Les haines personnelles et de parti s'envenimèrent; les acquéreurs ne furent point rassurés. Les terres n'en prirent pas une plus grande valeur. Malgré la défense de proclamer leur origine, les ventes ne cessèrent pas d'afficher les biens comme patrimoniaux toutes les fois qu'ils ne venaient pas de confiscations.

La noblesse acheva de se déconsidérer, et, enfin, les émigrés eux-mêmes se plaignirent avec raison, car les plus grosses sommes tombèrent entre les mains de gens que les places et les bienfaits de la Cour avaient déjà amplement dédommagés de pertes toujours présentées avec exagération.

Monsieur de Villèle ne démentit pas, dans cette circonstance, ses habitudes de finesse intrigante. Il fit assigner cent millions à une réserve, qu'il baptisa du nom de fonds commun, destinée à indemniser ceux des émigrés qui, à la fin de la liquidation, se trouveraient trop maltraités dans les catégories ordonnées par la loi. Ce fonds commun, qui devait être distribué à peu près arbitrairement, devint l'étoile polaire de tous les émigrés, de tous les députés, surtout de tous les courtisans, et le leurre par lequel monsieur de Villèle tenait tout ce monde enchaîné à sa fortune.

Dieu seul sait à combien de milliards s'élevèrent les châteaux en Espagne, bâtis sur les espérances de ces cent millions que monsieur de Villèle disait, à d'autres, avoir arraché à la rapacité des prétendants, avec l'intention de les employer à des objets d'utilité générale et spécialement aux routes restées, depuis l'invasion, dans un pitoyable état de dégradation.

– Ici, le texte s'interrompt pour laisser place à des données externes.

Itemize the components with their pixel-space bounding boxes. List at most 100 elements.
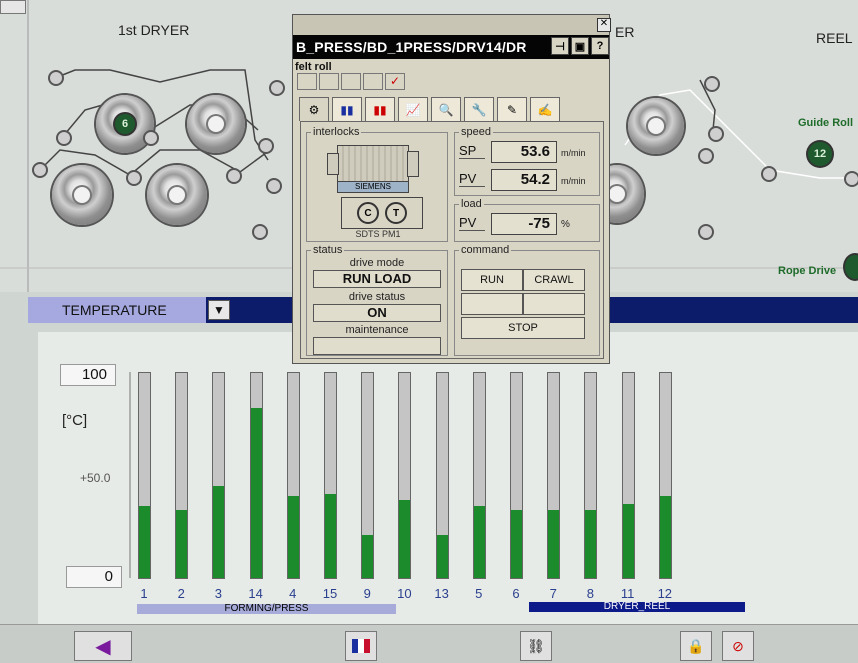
drive-status-label: drive status bbox=[348, 291, 406, 303]
temperature-bar[interactable] bbox=[547, 372, 561, 579]
felt-roll bbox=[268, 180, 280, 192]
felt-roll-slot bbox=[319, 73, 339, 90]
lock-button[interactable]: 🔒 bbox=[680, 631, 712, 661]
temperature-bar[interactable] bbox=[138, 372, 151, 579]
temperature-bar-fill bbox=[436, 534, 448, 578]
dropdown-arrow-icon[interactable]: ▼ bbox=[208, 300, 230, 320]
temperature-selector[interactable]: TEMPERATURE bbox=[28, 297, 206, 323]
unlock-disabled-icon: ⊘ bbox=[732, 637, 744, 654]
temperature-bar-fill bbox=[511, 510, 522, 578]
temperature-bar-fill bbox=[659, 496, 671, 578]
help-icon[interactable]: ? bbox=[591, 37, 609, 55]
x-tick-label: 6 bbox=[512, 586, 520, 601]
felt-roll bbox=[763, 168, 775, 180]
tab-overview-icon[interactable]: ⚙ bbox=[299, 97, 329, 121]
network-button[interactable]: ⛓ bbox=[520, 631, 552, 661]
temperature-bar-fill bbox=[176, 510, 188, 578]
network-icon: ⛓ bbox=[527, 637, 545, 654]
interlocks-label: interlocks bbox=[311, 126, 362, 138]
coupling-icon: C bbox=[357, 202, 379, 224]
dryer-roll[interactable]: 6 bbox=[96, 95, 154, 153]
pin-icon[interactable]: ⊣ bbox=[551, 37, 569, 55]
dryer-roll[interactable] bbox=[628, 98, 684, 154]
bar-area: 1 2 3 14 4 15 9 10 13 5 6 7 8 11 12 bbox=[38, 332, 858, 624]
torque-icon: T bbox=[385, 202, 407, 224]
close-icon[interactable]: ✕ bbox=[597, 18, 611, 32]
command-label: command bbox=[459, 244, 512, 256]
dryer-roll[interactable] bbox=[187, 95, 245, 153]
temperature-bar[interactable] bbox=[212, 372, 226, 579]
speed-label: speed bbox=[459, 126, 493, 138]
screen-select-button[interactable] bbox=[345, 631, 377, 661]
group-label-forming-press: FORMING/PRESS bbox=[137, 604, 396, 614]
tab-levels-icon[interactable]: ▮▮ bbox=[365, 97, 395, 121]
temperature-bar[interactable] bbox=[398, 372, 412, 579]
temperature-bar[interactable] bbox=[584, 372, 598, 579]
temperature-bar-fill bbox=[622, 504, 634, 578]
felt-roll bbox=[58, 132, 70, 144]
status-label: status bbox=[311, 244, 345, 256]
x-tick-label: 8 bbox=[586, 586, 594, 601]
tab-notes-icon[interactable]: ✎ bbox=[497, 97, 527, 121]
temperature-bar[interactable] bbox=[361, 372, 375, 579]
speed-pv-unit: m/min bbox=[561, 176, 586, 186]
tab-trend-bars-icon[interactable]: ▮▮ bbox=[332, 97, 362, 121]
temperature-bar[interactable] bbox=[249, 372, 263, 579]
load-unit: % bbox=[561, 219, 570, 230]
faceplate-titlebar[interactable] bbox=[293, 15, 609, 35]
felt-roll bbox=[50, 72, 62, 84]
drive-status-value: ON bbox=[313, 304, 441, 322]
temperature-bar[interactable] bbox=[286, 372, 300, 579]
unlock-button[interactable]: ⊘ bbox=[722, 631, 754, 661]
dryer-roll[interactable] bbox=[147, 165, 207, 225]
corner-button[interactable] bbox=[0, 0, 26, 14]
tab-chart-icon[interactable]: 📈 bbox=[398, 97, 428, 121]
command-group: command RUN CRAWL STOP bbox=[454, 244, 600, 356]
temperature-bar[interactable] bbox=[175, 372, 189, 579]
group-label-dryer-reel: DRYER_REEL bbox=[529, 602, 745, 612]
rope-drive-label: Rope Drive bbox=[778, 265, 837, 277]
command-blank-button[interactable] bbox=[461, 293, 523, 315]
speed-group: speed SP 53.6 m/min PV 54.2 m/min bbox=[454, 126, 600, 196]
felt-roll bbox=[128, 172, 140, 184]
rope-drive-indicator[interactable] bbox=[845, 255, 858, 279]
temperature-bar[interactable] bbox=[510, 372, 523, 579]
tab-search-icon[interactable]: 🔍 bbox=[431, 97, 461, 121]
felt-roll-slot bbox=[363, 73, 383, 90]
tab-tools-icon[interactable]: 🔧 bbox=[464, 97, 494, 121]
temperature-bar[interactable] bbox=[621, 372, 635, 579]
dryer-roll[interactable] bbox=[52, 165, 112, 225]
stop-button[interactable]: STOP bbox=[461, 317, 585, 339]
temperature-bar[interactable] bbox=[472, 372, 486, 579]
x-tick-label: 13 bbox=[434, 586, 449, 601]
run-button[interactable]: RUN bbox=[461, 269, 523, 291]
x-tick-label: 10 bbox=[397, 586, 412, 601]
temperature-bar[interactable] bbox=[324, 372, 337, 579]
guide-roll-number[interactable]: 12 bbox=[808, 142, 832, 166]
interlocks-group: interlocks SIEMENS C T SDTS PM1 bbox=[306, 126, 448, 242]
guide-roll-label: Guide Roll bbox=[798, 117, 853, 129]
tab-sign-icon[interactable]: ✍ bbox=[530, 97, 560, 121]
temperature-bar-fill bbox=[287, 496, 299, 578]
temperature-bar-fill bbox=[250, 407, 262, 578]
command-blank-button[interactable] bbox=[523, 293, 585, 315]
back-button[interactable]: ◀ bbox=[74, 631, 132, 661]
x-tick-label: 7 bbox=[549, 586, 557, 601]
maintenance-value bbox=[313, 337, 441, 355]
window-icon[interactable]: ▣ bbox=[571, 37, 589, 55]
temperature-bar[interactable] bbox=[435, 372, 449, 579]
drive-unit-box: C T bbox=[341, 197, 423, 229]
x-tick-label: 4 bbox=[289, 586, 297, 601]
x-tick-label: 11 bbox=[620, 586, 635, 601]
x-tick-label: 5 bbox=[475, 586, 483, 601]
crawl-button[interactable]: CRAWL bbox=[523, 269, 585, 291]
x-tick-label: 12 bbox=[657, 586, 673, 601]
sp-value[interactable]: 53.6 bbox=[491, 141, 557, 163]
motor-brand: SIEMENS bbox=[337, 181, 409, 193]
temperature-bar-fill bbox=[548, 510, 560, 578]
checkmark-icon[interactable]: ✓ bbox=[385, 73, 405, 90]
x-tick-label: 2 bbox=[177, 586, 185, 601]
x-tick-label: 9 bbox=[363, 586, 371, 601]
temperature-bar[interactable] bbox=[658, 372, 672, 579]
felt-roll bbox=[700, 226, 712, 238]
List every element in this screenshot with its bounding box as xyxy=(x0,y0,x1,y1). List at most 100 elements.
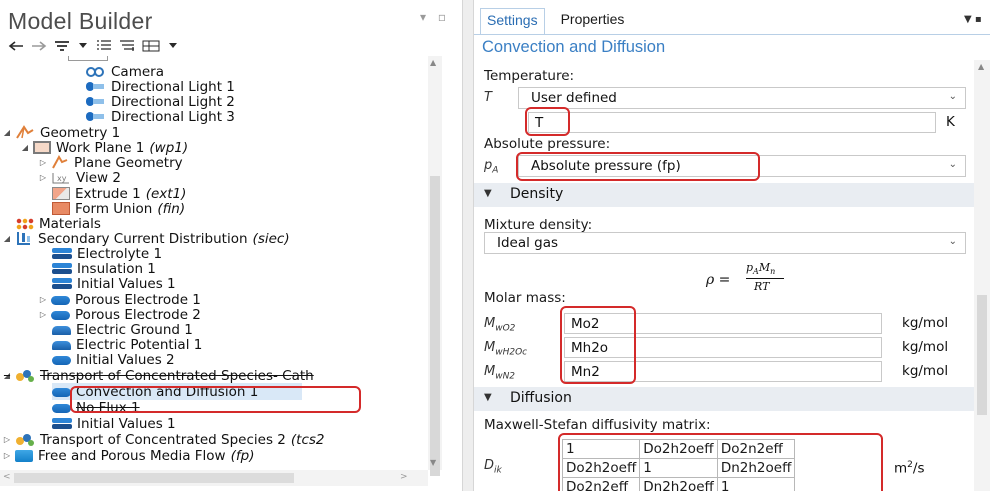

La crainte de perdre une partie notable de leur revenu avait engagé presque tous les rentiers à mettre leurs fonds entre les mains de spéculateurs, pendant que le peu de confiance dans la solidité des gouvernements faisait répugner aux entreprises éloignées. Ces deux dispositions, qui se contredisaient entre elles, donnèrent un prix extravagant aux terrains dans Paris. Partout on commença des bâtisses; la plupart ne purent s'achever. Les acquéreurs se trouvèrent ruinés, et beaucoup de petits rentiers, dans la crainte de perdre un cinquième de leur revenu, virent leurs capitaux s'évanouir en entier.